## Section: New Results

### Average control systems

Participants : Alex Bombrun [ Univ. of Heidelberg ] , Jean-Baptiste Pomet.

In the terminology of [54] , [55] ,
a *Kepler control system* is a system in dimension n whose drift has
n-1 first integral and compact trajectories
and where the control is “small” in the sense that we are interested in asymptotic properties as the bound on
the control tends to zero.
It is the case in low thrust orbital transfer, see section
4.4 , for negative energy, *i.e.* in the so-called elliptic domain.

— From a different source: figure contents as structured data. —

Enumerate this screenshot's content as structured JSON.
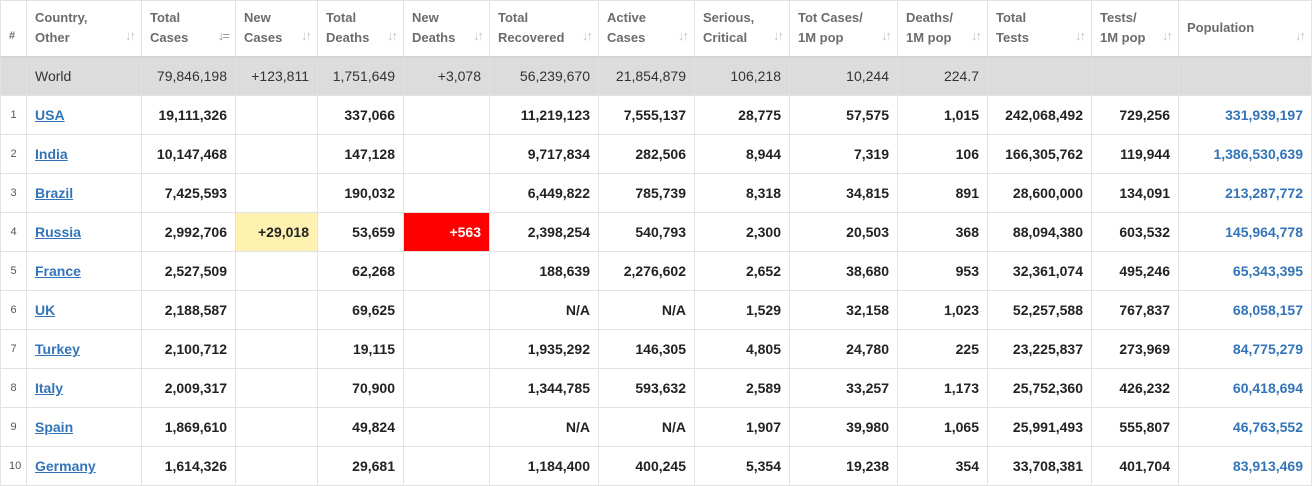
{
  "columns": [
    {
      "line1": "#",
      "line2": ""
    },
    {
      "line1": "Country,",
      "line2": "Other"
    },
    {
      "line1": "Total",
      "line2": "Cases"
    },
    {
      "line1": "New",
      "line2": "Cases"
    },
    {
      "line1": "Total",
      "line2": "Deaths"
    },
    {
      "line1": "New",
      "line2": "Deaths"
    },
    {
      "line1": "Total",
      "line2": "Recovered"
    },
    {
      "line1": "Active",
      "line2": "Cases"
    },
    {
      "line1": "Serious,",
      "line2": "Critical"
    },
    {
      "line1": "Tot Cases/",
      "line2": "1M pop"
    },
    {
      "line1": "Deaths/",
      "line2": "1M pop"
    },
    {
      "line1": "Total",
      "line2": "Tests"
    },
    {
      "line1": "Tests/",
      "line2": "1M pop"
    },
    {
      "line1": "Population",
      "line2": ""
    }
  ],
  "sort_icons": {
    "default": "↓↑",
    "active": "↓="
  },
  "world": {
    "name": "World",
    "total_cases": "79,846,198",
    "new_cases": "+123,811",
    "total_deaths": "1,751,649",
    "new_deaths": "+3,078",
    "total_recovered": "56,239,670",
    "active_cases": "21,854,879",
    "serious": "106,218",
    "cases_per_1m": "10,244",
    "deaths_per_1m": "224.7",
    "total_tests": "",
    "tests_per_1m": "",
    "population": ""
  },
  "highlight_colors": {
    "new_cases": "#fff1b0",
    "new_deaths": "#ff0000"
  },
  "rows": [
    {
      "num": "1",
      "country": "USA",
      "total_cases": "19,111,326",
      "new_cases": "",
      "total_deaths": "337,066",
      "new_deaths": "",
      "total_recovered": "11,219,123",
      "active_cases": "7,555,137",
      "serious": "28,775",
      "cases_per_1m": "57,575",
      "deaths_per_1m": "1,015",
      "total_tests": "242,068,492",
      "tests_per_1m": "729,256",
      "population": "331,939,197"
    },
    {
      "num": "2",
      "country": "India",
      "total_cases": "10,147,468",
      "new_cases": "",
      "total_deaths": "147,128",
      "new_deaths": "",
      "total_recovered": "9,717,834",
      "active_cases": "282,506",
      "serious": "8,944",
      "cases_per_1m": "7,319",
      "deaths_per_1m": "106",
      "total_tests": "166,305,762",
      "tests_per_1m": "119,944",
      "population": "1,386,530,639"
    },
    {
      "num": "3",
      "country": "Brazil",
      "total_cases": "7,425,593",
      "new_cases": "",
      "total_deaths": "190,032",
      "new_deaths": "",
      "total_recovered": "6,449,822",
      "active_cases": "785,739",
      "serious": "8,318",
      "cases_per_1m": "34,815",
      "deaths_per_1m": "891",
      "total_tests": "28,600,000",
      "tests_per_1m": "134,091",
      "population": "213,287,772"
    },
    {
      "num": "4",
      "country": "Russia",
      "total_cases": "2,992,706",
      "new_cases": "+29,018",
      "total_deaths": "53,659",
      "new_deaths": "+563",
      "total_recovered": "2,398,254",
      "active_cases": "540,793",
      "serious": "2,300",
      "cases_per_1m": "20,503",
      "deaths_per_1m": "368",
      "total_tests": "88,094,380",
      "tests_per_1m": "603,532",
      "population": "145,964,778"
    },
    {
      "num": "5",
      "country": "France",
      "total_cases": "2,527,509",
      "new_cases": "",
      "total_deaths": "62,268",
      "new_deaths": "",
      "total_recovered": "188,639",
      "active_cases": "2,276,602",
      "serious": "2,652",
      "cases_per_1m": "38,680",
      "deaths_per_1m": "953",
      "total_tests": "32,361,074",
      "tests_per_1m": "495,246",
      "population": "65,343,395"
    },
    {
      "num": "6",
      "country": "UK",
      "total_cases": "2,188,587",
      "new_cases": "",
      "total_deaths": "69,625",
      "new_deaths": "",
      "total_recovered": "N/A",
      "active_cases": "N/A",
      "serious": "1,529",
      "cases_per_1m": "32,158",
      "deaths_per_1m": "1,023",
      "total_tests": "52,257,588",
      "tests_per_1m": "767,837",
      "population": "68,058,157"
    },
    {
      "num": "7",
      "country": "Turkey",
      "total_cases": "2,100,712",
      "new_cases": "",
      "total_deaths": "19,115",
      "new_deaths": "",
      "total_recovered": "1,935,292",
      "active_cases": "146,305",
      "serious": "4,805",
      "cases_per_1m": "24,780",
      "deaths_per_1m": "225",
      "total_tests": "23,225,837",
      "tests_per_1m": "273,969",
      "population": "84,775,279"
    },
    {
      "num": "8",
      "country": "Italy",
      "total_cases": "2,009,317",
      "new_cases": "",
      "total_deaths": "70,900",
      "new_deaths": "",
      "total_recovered": "1,344,785",
      "active_cases": "593,632",
      "serious": "2,589",
      "cases_per_1m": "33,257",
      "deaths_per_1m": "1,173",
      "total_tests": "25,752,360",
      "tests_per_1m": "426,232",
      "population": "60,418,694"
    },
    {
      "num": "9",
      "country": "Spain",
      "total_cases": "1,869,610",
      "new_cases": "",
      "total_deaths": "49,824",
      "new_deaths": "",
      "total_recovered": "N/A",
      "active_cases": "N/A",
      "serious": "1,907",
      "cases_per_1m": "39,980",
      "deaths_per_1m": "1,065",
      "total_tests": "25,991,493",
      "tests_per_1m": "555,807",
      "population": "46,763,552"
    },
    {
      "num": "10",
      "country": "Germany",
      "total_cases": "1,614,326",
      "new_cases": "",
      "total_deaths": "29,681",
      "new_deaths": "",
      "total_recovered": "1,184,400",
      "active_cases": "400,245",
      "serious": "5,354",
      "cases_per_1m": "19,238",
      "deaths_per_1m": "354",
      "total_tests": "33,708,381",
      "tests_per_1m": "401,704",
      "population": "83,913,469"
    }
  ]
}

For this class of systems, a notion of *average control system* is
introduced in [54] , [55] .
Using averaging techniques in this context is rather natural, since the free
system produces a fast periodic motion and the *small* control a slow
one; averaging is a widespread tool in perturbations of integrable Hamiltonian
systems, and the small control is in some sense a “perturbation”.
In some recent literature, one proceeds as follows: the control is
pre-assigned, for instance to time optimal control via
Pontryagin's Maximum Principle or else to
some feedback designed beforehand. Then, averaging is performed on the
resulting ordinary differential equation,
whose limit behavior is analyzed when the control magnitude tends to zero.

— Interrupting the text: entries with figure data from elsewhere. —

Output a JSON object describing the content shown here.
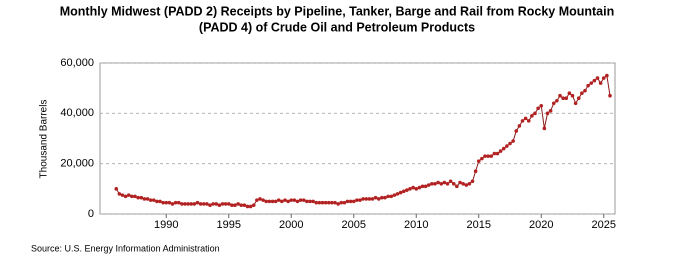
{
  "chart_data": {
    "type": "line",
    "title": [
      "Monthly Midwest (PADD 2) Receipts by Pipeline, Tanker, Barge and Rail from Rocky Mountain",
      "(PADD 4) of Crude Oil and Petroleum Products"
    ],
    "ylabel": "Thousand Barrels",
    "source": "Source: U.S. Energy Information Administration",
    "xlim": [
      1984.7,
      2025.9
    ],
    "xticks": [
      1990,
      1995,
      2000,
      2005,
      2010,
      2015,
      2020,
      2025
    ],
    "ylim": [
      0,
      60000
    ],
    "yticks": [
      0,
      {
        "value": 20000,
        "label": "20,000"
      },
      {
        "value": 40000,
        "label": "40,000"
      },
      {
        "value": 60000,
        "label": "60,000"
      }
    ],
    "grid": true,
    "x": [
      1986,
      1986.25,
      1986.5,
      1986.75,
      1987,
      1987.25,
      1987.5,
      1987.75,
      1988,
      1988.25,
      1988.5,
      1988.75,
      1989,
      1989.25,
      1989.5,
      1989.75,
      1990,
      1990.25,
      1990.5,
      1990.75,
      1991,
      1991.25,
      1991.5,
      1991.75,
      1992,
      1992.25,
      1992.5,
      1992.75,
      1993,
      1993.25,
      1993.5,
      1993.75,
      1994,
      1994.25,
      1994.5,
      1994.75,
      1995,
      1995.25,
      1995.5,
      1995.75,
      1996,
      1996.25,
      1996.5,
      1996.75,
      1997,
      1997.25,
      1997.5,
      1997.75,
      1998,
      1998.25,
      1998.5,
      1998.75,
      1999,
      1999.25,
      1999.5,
      1999.75,
      2000,
      2000.25,
      2000.5,
      2000.75,
      2001,
      2001.25,
      2001.5,
      2001.75,
      2002,
      2002.25,
      2002.5,
      2002.75,
      2003,
      2003.25,
      2003.5,
      2003.75,
      2004,
      2004.25,
      2004.5,
      2004.75,
      2005,
      2005.25,
      2005.5,
      2005.75,
      2006,
      2006.25,
      2006.5,
      2006.75,
      2007,
      2007.25,
      2007.5,
      2007.75,
      2008,
      2008.25,
      2008.5,
      2008.75,
      2009,
      2009.25,
      2009.5,
      2009.75,
      2010,
      2010.25,
      2010.5,
      2010.75,
      2011,
      2011.25,
      2011.5,
      2011.75,
      2012,
      2012.25,
      2012.5,
      2012.75,
      2013,
      2013.25,
      2013.5,
      2013.75,
      2014,
      2014.25,
      2014.5,
      2014.75,
      2015,
      2015.25,
      2015.5,
      2015.75,
      2016,
      2016.25,
      2016.5,
      2016.75,
      2017,
      2017.25,
      2017.5,
      2017.75,
      2018,
      2018.25,
      2018.5,
      2018.75,
      2019,
      2019.25,
      2019.5,
      2019.75,
      2020,
      2020.25,
      2020.5,
      2020.75,
      2021,
      2021.25,
      2021.5,
      2021.75,
      2022,
      2022.25,
      2022.5,
      2022.75,
      2023,
      2023.25,
      2023.5,
      2023.75,
      2024,
      2024.25,
      2024.5,
      2024.75,
      2025,
      2025.25,
      2025.5
    ],
    "series": [
      {
        "name": "Receipts",
        "color": "#b22222",
        "line_color": "#8b1a1a",
        "values": [
          10000,
          8000,
          7500,
          7000,
          7500,
          7000,
          7000,
          6500,
          6500,
          6000,
          6000,
          5500,
          5500,
          5000,
          5000,
          4500,
          4500,
          4500,
          4000,
          4500,
          4500,
          4000,
          4000,
          4000,
          4000,
          4000,
          4500,
          4000,
          4000,
          4000,
          3500,
          4000,
          4000,
          3500,
          4000,
          4000,
          4000,
          3500,
          3500,
          4000,
          3500,
          3500,
          3000,
          3000,
          3500,
          5500,
          6000,
          5500,
          5000,
          5000,
          5000,
          5000,
          5500,
          5000,
          5500,
          5000,
          5500,
          5500,
          5000,
          5500,
          5500,
          5000,
          5000,
          5000,
          4500,
          4500,
          4500,
          4500,
          4500,
          4500,
          4500,
          4000,
          4500,
          4500,
          5000,
          5000,
          5000,
          5500,
          5500,
          6000,
          6000,
          6000,
          6000,
          6500,
          6000,
          6500,
          6500,
          7000,
          7000,
          7500,
          8000,
          8500,
          9000,
          9500,
          10000,
          10500,
          10000,
          10500,
          11000,
          11000,
          11500,
          12000,
          12000,
          12500,
          12000,
          12500,
          12000,
          13000,
          12000,
          11000,
          12500,
          12000,
          11500,
          12000,
          13000,
          17000,
          21000,
          22000,
          23000,
          23000,
          23000,
          24000,
          24000,
          25000,
          26000,
          27000,
          28000,
          29000,
          33000,
          35000,
          37000,
          38000,
          37000,
          39000,
          40000,
          42000,
          43000,
          34000,
          40000,
          41000,
          44000,
          45000,
          47000,
          46000,
          46000,
          48000,
          47000,
          44000,
          46000,
          48000,
          49000,
          51000,
          52000,
          53000,
          54000,
          52000,
          54000,
          55000,
          47000
        ]
      }
    ]
  }
}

The novelty of [54] (see also [56] )
is to average *before* assigning the control, hence getting a
*control system* that describes the limit behavior better.
For that reason, the average control system is a convenient tool
when comparing different control strategies.

It allowed us to answer an open question stated in [61] on the minimum transfer-time between two elliptic orbit when the thrust magnitude tends to zero, see [57] .

Under some controllability conditions that are trivially satisfied in the case at hand, we proved that the average system is one where the velocity set has nonempty interior, i.e. all velocity directions are allowed at any point, and the constraint is convex; mathematically this yields a Finsler structure (in the same way as a controllable system without drift with a quadratic constraint on the control yields a sub-Riemannian structure). An article is in progress, reporting on these results [55] .